This Triumph Spitfire 4 (Mark One) left the factory on 7th February 1963 and was registered on 9th April that same year. The car comes with a British Motor Industry Heritage Trust certified copy of a factory record to verify this.
Between October 1962 and December 1964 this model, the Spitfire 4 (later known as the Mark 1) was produced in great numbers. Derived from the Triumph Herald, it quickly became popular and 45,763 cars of this model type came off the line during its production.
These cars suffered with corrosion issues as many cars did at that time and today, as a result, there are just 38 Spitfire 4’s of this period on the DVLA record in the UK of which, including this car, just 22 of these early examples are on the road.
This car is fitted with a slightly later engine of 1300cc and a four speed manual gearbox with overdrive on third and top gear. This makes it entirely suitable for modern traffic conditions and in our opinion is a plus. If you really wanted to, an earlier smaller capacity engine could be sourced without any trouble and would be an inexpensive task. We would leave it as it is though as the car goes as good as it looks and drives beautifully and definitely benefits from the extra power. Outwardly, the engine looks and sounds completely period correct.

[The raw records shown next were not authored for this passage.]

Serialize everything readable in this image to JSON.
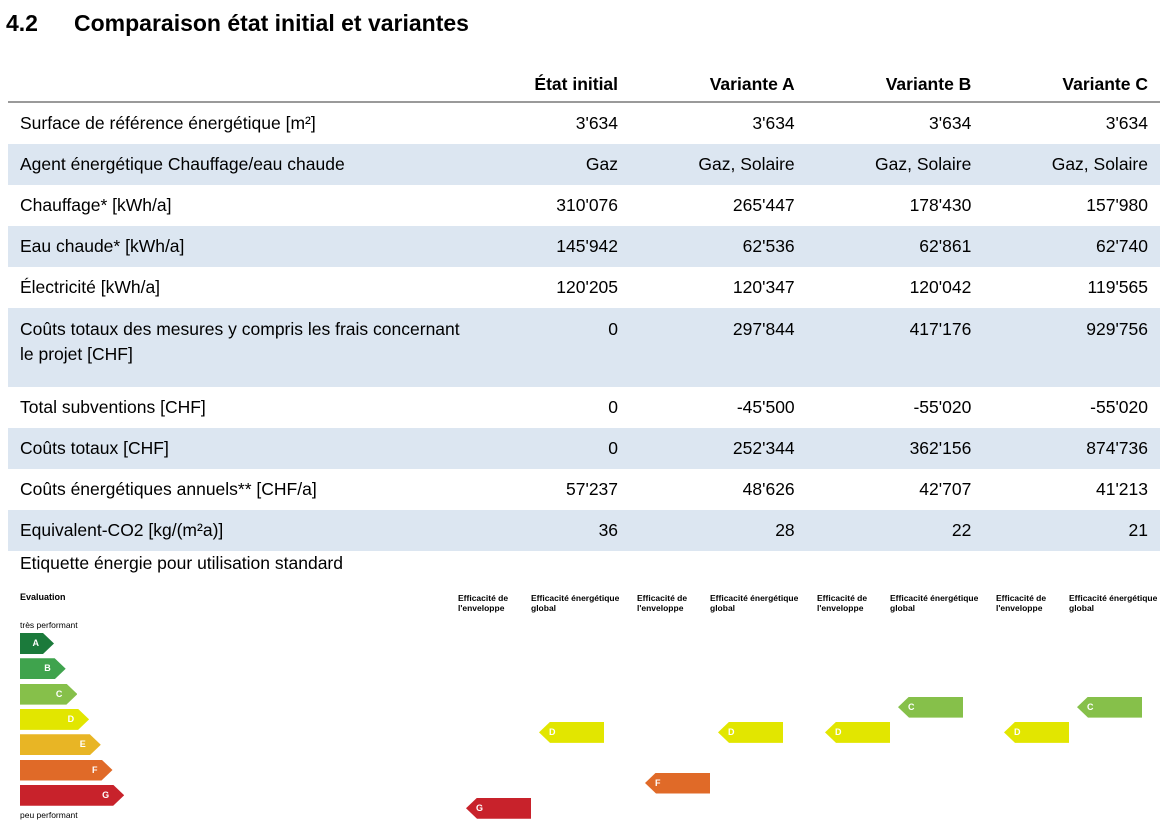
{
  "section": {
    "number": "4.2",
    "title": "Comparaison état initial et variantes"
  },
  "table": {
    "header_empty": "",
    "columns": [
      "État initial",
      "Variante A",
      "Variante B",
      "Variante C"
    ],
    "rows": [
      {
        "label": "Surface de référence énergétique [m²]",
        "values": [
          "3'634",
          "3'634",
          "3'634",
          "3'634"
        ]
      },
      {
        "label": "Agent énergétique Chauffage/eau chaude",
        "values": [
          "Gaz",
          "Gaz, Solaire",
          "Gaz, Solaire",
          "Gaz, Solaire"
        ]
      },
      {
        "label": "Chauffage* [kWh/a]",
        "values": [
          "310'076",
          "265'447",
          "178'430",
          "157'980"
        ]
      },
      {
        "label": "Eau chaude* [kWh/a]",
        "values": [
          "145'942",
          "62'536",
          "62'861",
          "62'740"
        ]
      },
      {
        "label": "Électricité [kWh/a]",
        "values": [
          "120'205",
          "120'347",
          "120'042",
          "119'565"
        ]
      },
      {
        "label": "Coûts totaux des mesures y compris les frais concernant le projet [CHF]",
        "values": [
          "0",
          "297'844",
          "417'176",
          "929'756"
        ]
      },
      {
        "label": "Total subventions [CHF]",
        "values": [
          "0",
          "-45'500",
          "-55'020",
          "-55'020"
        ]
      },
      {
        "label": "Coûts totaux [CHF]",
        "values": [
          "0",
          "252'344",
          "362'156",
          "874'736"
        ]
      },
      {
        "label": "Coûts énergétiques annuels** [CHF/a]",
        "values": [
          "57'237",
          "48'626",
          "42'707",
          "41'213"
        ]
      },
      {
        "label": "Equivalent-CO2 [kg/(m²a)]",
        "values": [
          "36",
          "28",
          "22",
          "21"
        ]
      }
    ]
  },
  "energy_label": {
    "title": "Etiquette énergie pour utilisation standard",
    "evaluation": "Evaluation",
    "top": "très performant",
    "bottom": "peu performant",
    "classes": [
      "A",
      "B",
      "C",
      "D",
      "E",
      "F",
      "G"
    ],
    "class_colors": [
      "#1b7a3b",
      "#3fa34d",
      "#86c04a",
      "#e2e600",
      "#e8b525",
      "#e06a28",
      "#c8222b"
    ],
    "col_envelope": "Efficacité de l'enveloppe",
    "col_global": "Efficacité énergétique global",
    "ratings": [
      {
        "envelope": "G",
        "global": "D"
      },
      {
        "envelope": "F",
        "global": "D"
      },
      {
        "envelope": "D",
        "global": "C"
      },
      {
        "envelope": "D",
        "global": "C"
      }
    ]
  }
}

It is true to say that this car is extremely rare now and that can only bring with it huge investment potential.
Here’s a few facts about the Triumph Spitfire;
The Triumph Spitfire is a British front-engined, rear-wheel drive, two-passenger convertible sports car introduced at the London Motor Show in 1962 and manufactured between 1962-1980. Styled for Standard-Triumph in 1957 by Italian designer Giovanni Michelotti, the Spitfire was manufactured for the duration of its production at the Standard-Triumph Canley works.

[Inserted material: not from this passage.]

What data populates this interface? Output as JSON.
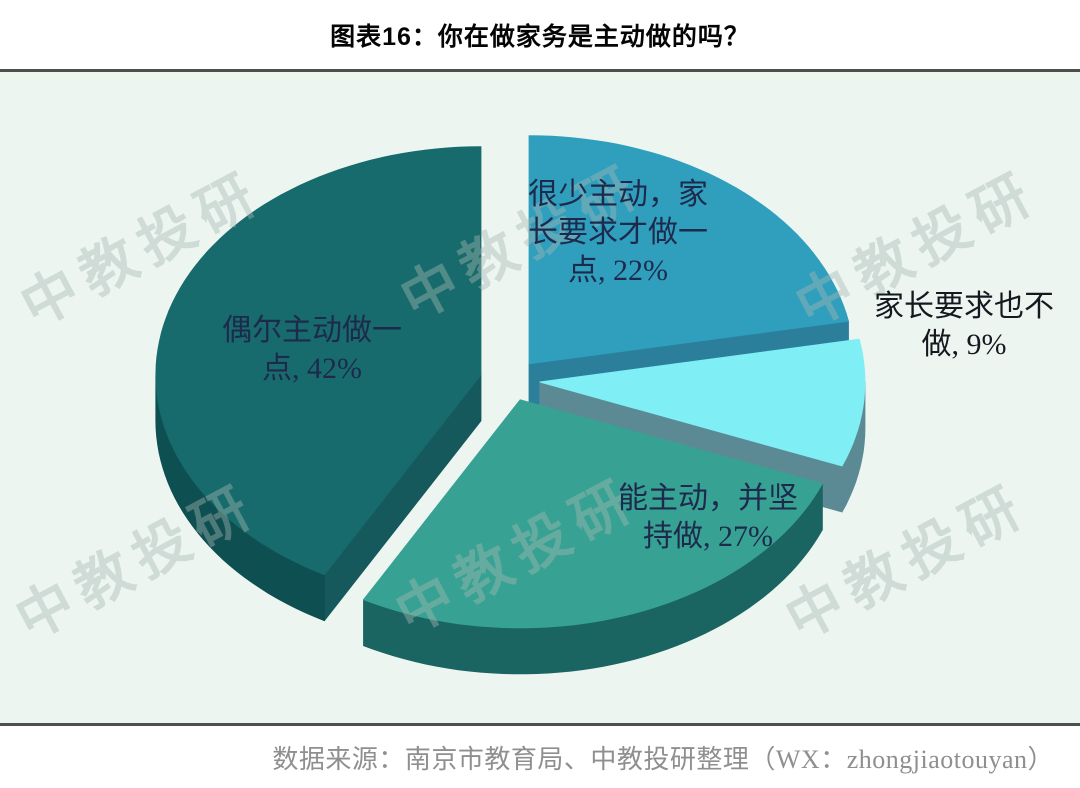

Developed on a shortened variant of the Triumph Herald saloon/sedan’s chassis, the Spitfire shared the Herald’s running gear and Standard SC engine. The design used body-on-frame construction, augmented by structural components within the bodywork and rear trailing arms attached to the body rather than the chassis. A manually deployable convertible top, substantially improved on later models, provided weather protection and a bespoke hard-top was available as a factory option.

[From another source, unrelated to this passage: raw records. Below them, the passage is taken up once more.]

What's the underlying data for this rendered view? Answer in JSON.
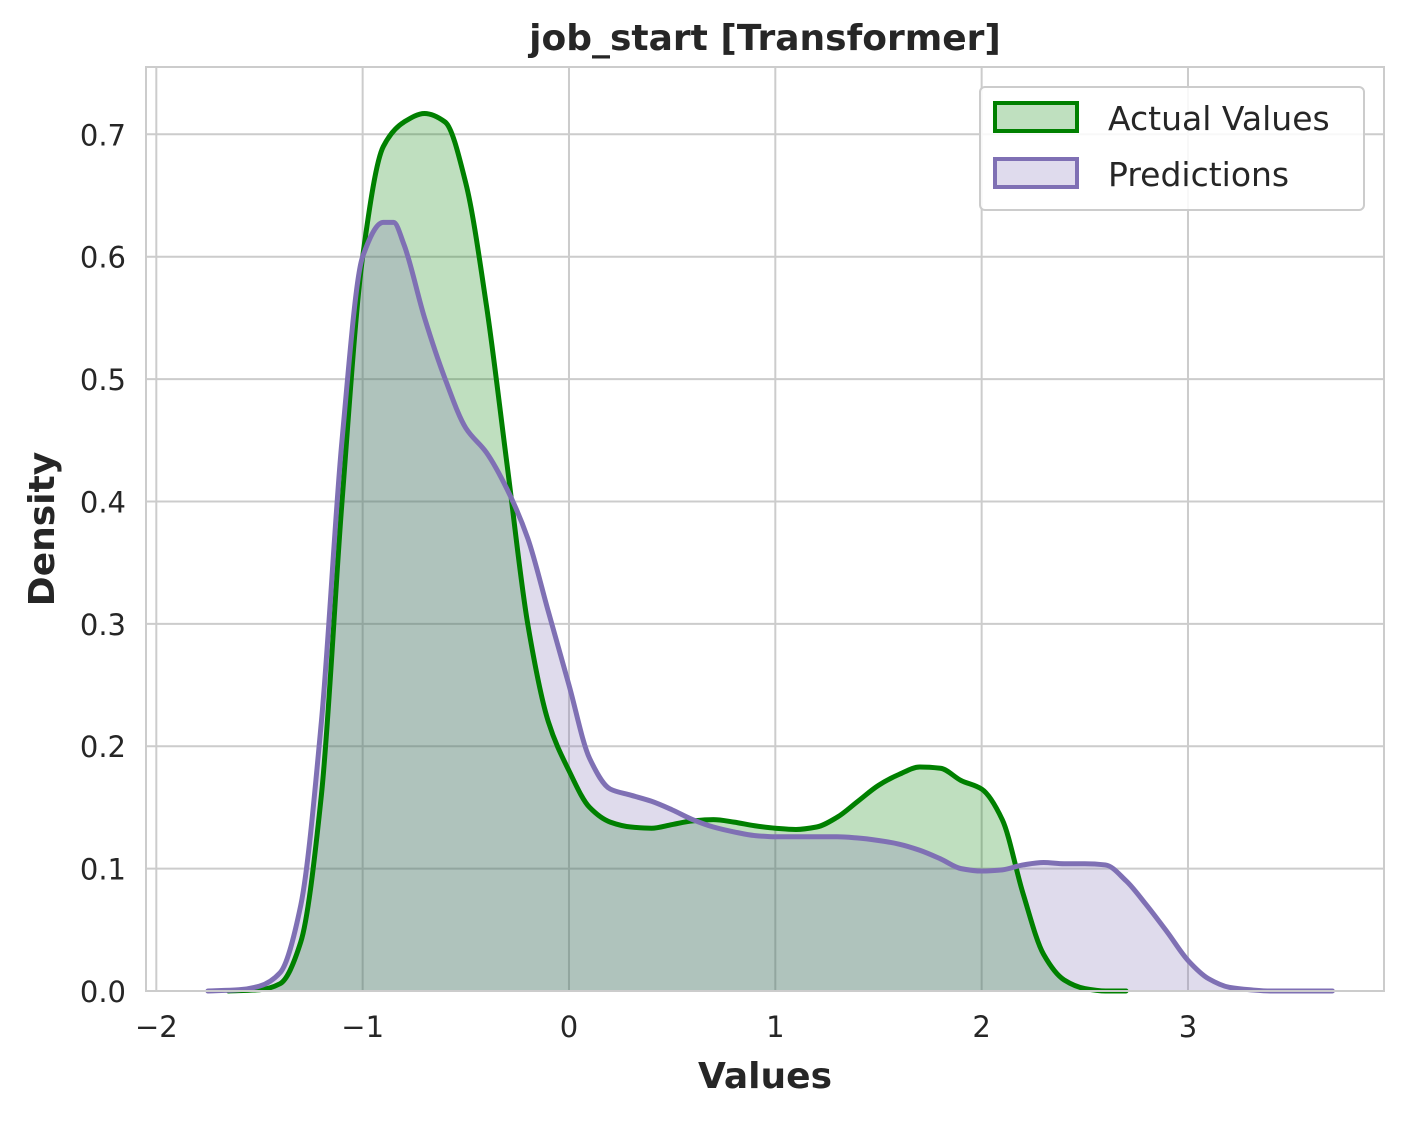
{
  "chart_data": {
    "type": "area",
    "title": "job_start [Transformer]",
    "xlabel": "Values",
    "ylabel": "Density",
    "xlim": [
      -2.05,
      3.95
    ],
    "ylim": [
      0.0,
      0.755
    ],
    "xticks": [
      -2,
      -1,
      0,
      1,
      2,
      3
    ],
    "xtick_labels": [
      "−2",
      "−1",
      "0",
      "1",
      "2",
      "3"
    ],
    "yticks": [
      0.0,
      0.1,
      0.2,
      0.3,
      0.4,
      0.5,
      0.6,
      0.7
    ],
    "ytick_labels": [
      "0.0",
      "0.1",
      "0.2",
      "0.3",
      "0.4",
      "0.5",
      "0.6",
      "0.7"
    ],
    "grid": true,
    "legend_position": "top-right",
    "series": [
      {
        "name": "Actual Values",
        "color": "#008000",
        "fill": "#bfe0bf",
        "x": [
          -1.65,
          -1.5,
          -1.4,
          -1.3,
          -1.2,
          -1.1,
          -1.0,
          -0.9,
          -0.8,
          -0.7,
          -0.6,
          -0.5,
          -0.4,
          -0.3,
          -0.2,
          -0.1,
          0.0,
          0.1,
          0.2,
          0.3,
          0.4,
          0.5,
          0.6,
          0.7,
          0.8,
          0.9,
          1.0,
          1.1,
          1.2,
          1.3,
          1.4,
          1.5,
          1.6,
          1.7,
          1.8,
          1.9,
          2.0,
          2.1,
          2.2,
          2.3,
          2.4,
          2.5,
          2.6,
          2.7
        ],
        "y": [
          0.0,
          0.001,
          0.006,
          0.04,
          0.16,
          0.4,
          0.6,
          0.69,
          0.71,
          0.717,
          0.71,
          0.66,
          0.56,
          0.43,
          0.3,
          0.22,
          0.18,
          0.15,
          0.138,
          0.134,
          0.133,
          0.136,
          0.139,
          0.14,
          0.138,
          0.135,
          0.133,
          0.132,
          0.134,
          0.142,
          0.155,
          0.168,
          0.177,
          0.183,
          0.182,
          0.172,
          0.165,
          0.14,
          0.08,
          0.03,
          0.009,
          0.002,
          0.0,
          0.0
        ]
      },
      {
        "name": "Predictions",
        "color": "#7f70b4",
        "fill": "#dfdbed",
        "x": [
          -1.75,
          -1.6,
          -1.5,
          -1.4,
          -1.3,
          -1.2,
          -1.1,
          -1.0,
          -0.9,
          -0.85,
          -0.8,
          -0.7,
          -0.6,
          -0.5,
          -0.4,
          -0.3,
          -0.2,
          -0.1,
          0.0,
          0.1,
          0.2,
          0.3,
          0.4,
          0.5,
          0.6,
          0.7,
          0.8,
          0.9,
          1.0,
          1.1,
          1.2,
          1.3,
          1.4,
          1.5,
          1.6,
          1.7,
          1.8,
          1.9,
          2.0,
          2.1,
          2.2,
          2.3,
          2.4,
          2.5,
          2.6,
          2.7,
          2.8,
          2.9,
          3.0,
          3.1,
          3.2,
          3.3,
          3.4,
          3.5,
          3.7
        ],
        "y": [
          0.0,
          0.001,
          0.004,
          0.015,
          0.07,
          0.22,
          0.45,
          0.6,
          0.628,
          0.628,
          0.61,
          0.55,
          0.5,
          0.46,
          0.44,
          0.41,
          0.37,
          0.31,
          0.25,
          0.19,
          0.165,
          0.16,
          0.155,
          0.148,
          0.14,
          0.134,
          0.13,
          0.127,
          0.126,
          0.126,
          0.126,
          0.126,
          0.125,
          0.123,
          0.12,
          0.115,
          0.108,
          0.1,
          0.098,
          0.099,
          0.103,
          0.105,
          0.104,
          0.104,
          0.103,
          0.09,
          0.07,
          0.048,
          0.025,
          0.01,
          0.003,
          0.001,
          0.0,
          0.0,
          0.0
        ]
      }
    ]
  }
}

Driving this car has been an absolute pleasure and we will be sorry to see it go. It has quickly become a firm favourite with us and actually a little unexpectedly. It’s just that it has huge character and has brought many smiles to those who see it as it burbles along through the country roads and villages. It just has that look and feel of a true open top sixties icon.
There’s just something about this car.